Aligner les incitatifs avec les objectifs IA
Les initiatives d’IA peuvent échouer si les incitatifs des employés sont mal alignés. Par exemple, si l’outil recommande de liquider du stock sans rabais, mais que les gestionnaires sont récompensés pour les ventes totales, le système sera rejeté.
Il est crucial de revoir les incitatifs pour qu’ils encouragent l’adoption des outils IA, sans compromettre les autres objectifs d’affaires.
Conclusion : Une gouvernance IA centrée sur l’humain
Les organisations qui réussissent à intégrer l’intelligence artificielle dans leur ADN sont celles qui investissent dans leur capital humain. Elles :
- Forment leurs équipes de manière adaptée
- Encouragent la collaboration interdisciplinaire
- Alignent leurs structures et incitatifs avec les nouveaux modes de fonctionnement
Grâce à une gouvernance de l’intelligence artificielle structurée et humaine, l’IA devient un levier puissant d’autonomisation, de prise de décision décentralisée et de transformation durable.

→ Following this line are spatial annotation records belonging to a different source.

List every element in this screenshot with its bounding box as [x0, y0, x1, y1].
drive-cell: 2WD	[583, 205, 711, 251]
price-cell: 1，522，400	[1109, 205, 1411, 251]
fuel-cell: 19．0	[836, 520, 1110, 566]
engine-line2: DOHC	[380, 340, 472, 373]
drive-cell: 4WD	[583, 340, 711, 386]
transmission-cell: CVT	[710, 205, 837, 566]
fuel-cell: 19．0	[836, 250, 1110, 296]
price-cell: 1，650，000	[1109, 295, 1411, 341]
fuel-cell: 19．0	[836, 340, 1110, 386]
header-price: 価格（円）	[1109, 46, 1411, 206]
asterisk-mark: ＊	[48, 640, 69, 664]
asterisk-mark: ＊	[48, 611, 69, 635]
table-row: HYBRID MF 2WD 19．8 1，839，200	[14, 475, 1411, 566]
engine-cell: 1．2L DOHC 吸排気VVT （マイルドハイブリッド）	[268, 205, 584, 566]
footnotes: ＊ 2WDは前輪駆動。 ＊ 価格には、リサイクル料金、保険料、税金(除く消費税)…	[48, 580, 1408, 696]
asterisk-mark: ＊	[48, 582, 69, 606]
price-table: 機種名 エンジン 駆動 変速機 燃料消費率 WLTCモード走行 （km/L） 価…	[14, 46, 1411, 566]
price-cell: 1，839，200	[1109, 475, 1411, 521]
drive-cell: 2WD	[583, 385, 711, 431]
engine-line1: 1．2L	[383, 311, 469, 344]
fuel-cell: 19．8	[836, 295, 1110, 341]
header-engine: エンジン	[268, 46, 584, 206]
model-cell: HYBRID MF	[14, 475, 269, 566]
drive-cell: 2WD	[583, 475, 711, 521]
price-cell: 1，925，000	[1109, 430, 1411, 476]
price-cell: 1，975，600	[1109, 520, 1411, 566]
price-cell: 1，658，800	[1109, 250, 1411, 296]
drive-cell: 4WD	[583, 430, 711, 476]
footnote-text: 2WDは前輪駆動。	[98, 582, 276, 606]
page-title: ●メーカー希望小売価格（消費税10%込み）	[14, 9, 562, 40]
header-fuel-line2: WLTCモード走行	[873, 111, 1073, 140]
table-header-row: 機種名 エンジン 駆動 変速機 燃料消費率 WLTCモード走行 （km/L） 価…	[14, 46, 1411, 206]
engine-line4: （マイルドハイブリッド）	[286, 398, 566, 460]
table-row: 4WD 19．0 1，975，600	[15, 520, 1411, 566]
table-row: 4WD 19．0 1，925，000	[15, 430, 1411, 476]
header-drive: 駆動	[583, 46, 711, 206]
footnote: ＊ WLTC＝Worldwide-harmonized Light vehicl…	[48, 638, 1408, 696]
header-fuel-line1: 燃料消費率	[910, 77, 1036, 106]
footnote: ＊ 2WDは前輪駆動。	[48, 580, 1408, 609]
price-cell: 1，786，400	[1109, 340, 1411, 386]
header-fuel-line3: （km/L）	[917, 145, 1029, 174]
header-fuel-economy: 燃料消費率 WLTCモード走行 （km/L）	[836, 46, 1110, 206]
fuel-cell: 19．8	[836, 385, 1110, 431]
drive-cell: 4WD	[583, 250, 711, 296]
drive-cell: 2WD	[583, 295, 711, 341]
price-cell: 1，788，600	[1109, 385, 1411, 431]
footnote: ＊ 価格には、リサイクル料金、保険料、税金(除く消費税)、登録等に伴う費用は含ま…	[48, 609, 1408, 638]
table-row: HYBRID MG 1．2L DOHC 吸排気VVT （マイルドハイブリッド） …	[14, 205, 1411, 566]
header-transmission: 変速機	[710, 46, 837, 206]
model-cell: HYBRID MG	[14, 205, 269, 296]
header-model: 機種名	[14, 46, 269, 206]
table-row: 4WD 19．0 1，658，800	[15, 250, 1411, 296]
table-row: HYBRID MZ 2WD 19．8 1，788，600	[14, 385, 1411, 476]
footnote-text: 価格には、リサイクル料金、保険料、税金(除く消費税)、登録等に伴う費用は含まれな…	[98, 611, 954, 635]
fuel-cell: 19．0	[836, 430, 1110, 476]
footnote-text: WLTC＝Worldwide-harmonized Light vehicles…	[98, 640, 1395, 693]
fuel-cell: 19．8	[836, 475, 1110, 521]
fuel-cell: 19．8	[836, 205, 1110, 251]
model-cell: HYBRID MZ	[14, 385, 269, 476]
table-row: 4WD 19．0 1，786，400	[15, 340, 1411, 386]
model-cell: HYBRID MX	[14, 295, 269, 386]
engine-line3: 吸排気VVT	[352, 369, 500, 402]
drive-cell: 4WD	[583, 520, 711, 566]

Ces composantes — formation, gestion du changement, responsabilisation des unités et suivi — ne sont pas linéaires, mais s’autoalimentent dans un cycle vertueux. C’est ce qui permet aux organisations d’évoluer avec agilité et résilience dans un contexte numérique en constante mutation.
Besoin d’un accompagnement stratégique pour implanter l’IA dans votre organisation ?
Notre équipe peut vous aider à bâtir une gouvernance IA personnalisée et à outiller vos équipes à chaque étape de la transformation.
FAQ – Gouvernance de l’intelligence artificielle
Qu’est-ce que la gouvernance de l’intelligence artificielle ?
La gouvernance de l’IA désigne l’ensemble des mécanismes, processus et pratiques mis en place pour encadrer le développement, l’implantation et l’utilisation responsable de l’intelligence artificielle dans une organisation.
Pourquoi former tous les employés à l’IA ?
Parce que l’adoption de l’IA repose sur l’humain. Une formation adaptée par profil (direction, technique, opérationnel) garantit une compréhension partagée, réduit les résistances et facilite l’appropriation des outils.
Quelle est la durée moyenne d’un projet IA en entreprise ?
La durée peut varier considérablement selon la nature du projet, la maturité numérique de l’organisation et les ressources disponibles. Certains projets pilotes peuvent se concrétiser en quelques mois, tandis que des transformations à l’échelle de l’entreprise peuvent s’échelonner sur plusieurs années. L’essentiel est d’avancer de façon structurée, en s’adaptant au contexte spécifique de l’organisation.
Quels sont les risques si les incitatifs ne sont pas alignés avec l’usage de l’IA ?
Des incitatifs mal ajustés peuvent freiner l’adoption, créer des tensions internes et mener à l’échec des projets. Une gouvernance IA efficace ajuste ces leviers dès le départ.